Question

A salesperson uses random digit dialing to call people and try to interest them in applying for a charge card for a large department store chain. From past experience, she is successful on 2% of her cals. in typical working, she makes 50 calls. Let X be the number of calls on which she is unsuccessful.

a. This is binomial distribution. Explain using the BINS method why this is so.
b. Find the mean and standard deviation of X. Leave answer to 4 d.p
c. Find the probablity of P(X>or equal to 48)

Answer 1

a)

In this question, for each call, there are only two possible outcomes, either it is successful, or it is not, so binary outcomes. For each call, the probability of a success or failure is the same, which means that the trials are independent, having the same value of p. And the number of trials, which is 50, is fixed. This means that this is a binomial distribution.

b) The mean is 1 and the standard deviation is 0.9899.

c)
`P(X \geq 48) = 0`

Explanation:

Binomial probability distribution

The binomial probability is the probability of exactly x successes on n repeated trials, and X can only have two outcomes.

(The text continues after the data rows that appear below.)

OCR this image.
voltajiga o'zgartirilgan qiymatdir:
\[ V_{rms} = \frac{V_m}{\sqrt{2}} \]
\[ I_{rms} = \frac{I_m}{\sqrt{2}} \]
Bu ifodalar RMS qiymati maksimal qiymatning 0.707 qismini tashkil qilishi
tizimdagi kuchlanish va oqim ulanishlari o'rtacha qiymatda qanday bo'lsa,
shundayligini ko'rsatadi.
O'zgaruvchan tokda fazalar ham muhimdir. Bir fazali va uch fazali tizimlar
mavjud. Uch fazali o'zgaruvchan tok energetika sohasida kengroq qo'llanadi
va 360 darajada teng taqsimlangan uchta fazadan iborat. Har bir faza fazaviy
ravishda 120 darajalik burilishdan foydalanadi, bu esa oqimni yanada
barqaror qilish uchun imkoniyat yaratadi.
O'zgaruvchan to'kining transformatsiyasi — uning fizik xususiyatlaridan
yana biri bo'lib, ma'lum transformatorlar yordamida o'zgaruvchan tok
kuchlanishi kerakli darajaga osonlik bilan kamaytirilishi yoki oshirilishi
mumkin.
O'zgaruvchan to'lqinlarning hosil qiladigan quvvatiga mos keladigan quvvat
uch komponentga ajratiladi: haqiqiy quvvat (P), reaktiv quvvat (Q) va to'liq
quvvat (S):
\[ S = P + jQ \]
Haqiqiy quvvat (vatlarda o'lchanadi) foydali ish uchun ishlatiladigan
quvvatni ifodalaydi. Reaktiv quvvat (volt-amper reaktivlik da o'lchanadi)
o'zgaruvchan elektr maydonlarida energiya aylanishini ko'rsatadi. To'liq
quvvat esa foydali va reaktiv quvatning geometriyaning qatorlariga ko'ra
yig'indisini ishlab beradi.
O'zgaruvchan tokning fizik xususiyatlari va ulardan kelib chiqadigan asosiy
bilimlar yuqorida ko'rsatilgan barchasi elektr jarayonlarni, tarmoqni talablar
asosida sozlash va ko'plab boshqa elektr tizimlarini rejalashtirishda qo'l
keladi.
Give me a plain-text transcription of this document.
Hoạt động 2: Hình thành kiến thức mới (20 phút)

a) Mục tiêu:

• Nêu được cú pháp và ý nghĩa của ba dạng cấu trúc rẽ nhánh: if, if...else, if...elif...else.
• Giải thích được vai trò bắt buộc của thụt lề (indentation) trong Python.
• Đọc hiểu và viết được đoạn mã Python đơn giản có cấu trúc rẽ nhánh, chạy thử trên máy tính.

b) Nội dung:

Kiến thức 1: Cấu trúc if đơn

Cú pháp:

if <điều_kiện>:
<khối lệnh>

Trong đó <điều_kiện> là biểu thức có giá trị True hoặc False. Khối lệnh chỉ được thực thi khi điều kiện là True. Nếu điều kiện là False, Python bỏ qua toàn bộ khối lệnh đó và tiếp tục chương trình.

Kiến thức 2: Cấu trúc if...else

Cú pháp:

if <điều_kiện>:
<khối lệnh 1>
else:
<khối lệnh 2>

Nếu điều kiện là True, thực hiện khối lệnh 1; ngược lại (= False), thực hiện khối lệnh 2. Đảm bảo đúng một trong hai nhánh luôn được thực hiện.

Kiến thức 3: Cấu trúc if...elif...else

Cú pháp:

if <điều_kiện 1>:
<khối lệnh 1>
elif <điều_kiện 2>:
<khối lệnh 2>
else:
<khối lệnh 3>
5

`P(X = x) = C_(n,x).p^(x).(1-p)^(n-x)`

In which
`C_(n,x)` is the number of different combinations of x objects from a set of n elements, given by the following formula.

`C_(n,x) = (n!)/(x!(n-x)!)`

And p is the probability of X happening.

The expected value of the binomial distribution is:

`E(X) = np`

The standard deviation of the binomial distribution is:

`√(V(X)) = √(np(1-p))`

From past experience, she is successful on 2% of her calls.

This means that
`p = 0.02`

50 calls.

This means that
`n = 50`

a. This is binomial distribution. Explain using the BINS method why this is so.

BINS: Binary outcomes, Independent Trials, n is fixed, and same value of p for all trials.

In this question, for each call, there are only two possible outcomes, either it is successful, or it is not, so binary outcomes. For each call, the probability of a success or failure is the same, which means that the trials are independent, having the same value of p. And the number of trials, which is 50, is fixed. This means that this is a binomial distribution.

b. Find the mean and standard deviation of X.

The mean is:

`E(X) = np = 50*0.02 = 1`

The standard deviation is:

`√(V(X)) = √(np(1-p)) = √(50*0.02*0.98) = 0.9899`

The mean is 1 and the standard deviation is 0.9899.

c. Find the probablity of P(X>or equal to 48)

This is:

`P(X \geq 48) = P(X = 48) + P(X = 49) + P(X = 50)`

In which

`P(X = x) = C_(n,x).p^(x).(1-p)^(n-x)`

`P(X = 48) = C_(50,48).(0.02)^(48).(0.98)^(2) \approx 0`

`P(X = 49) = C_(50,49).(0.02)^(49).(0.98)^(1) \approx 0`

`P(X = 50) = C_(50,50).(0.02)^(50).(0.98)^(0) \approx 0`

So

`P(X \geq 48) = 0`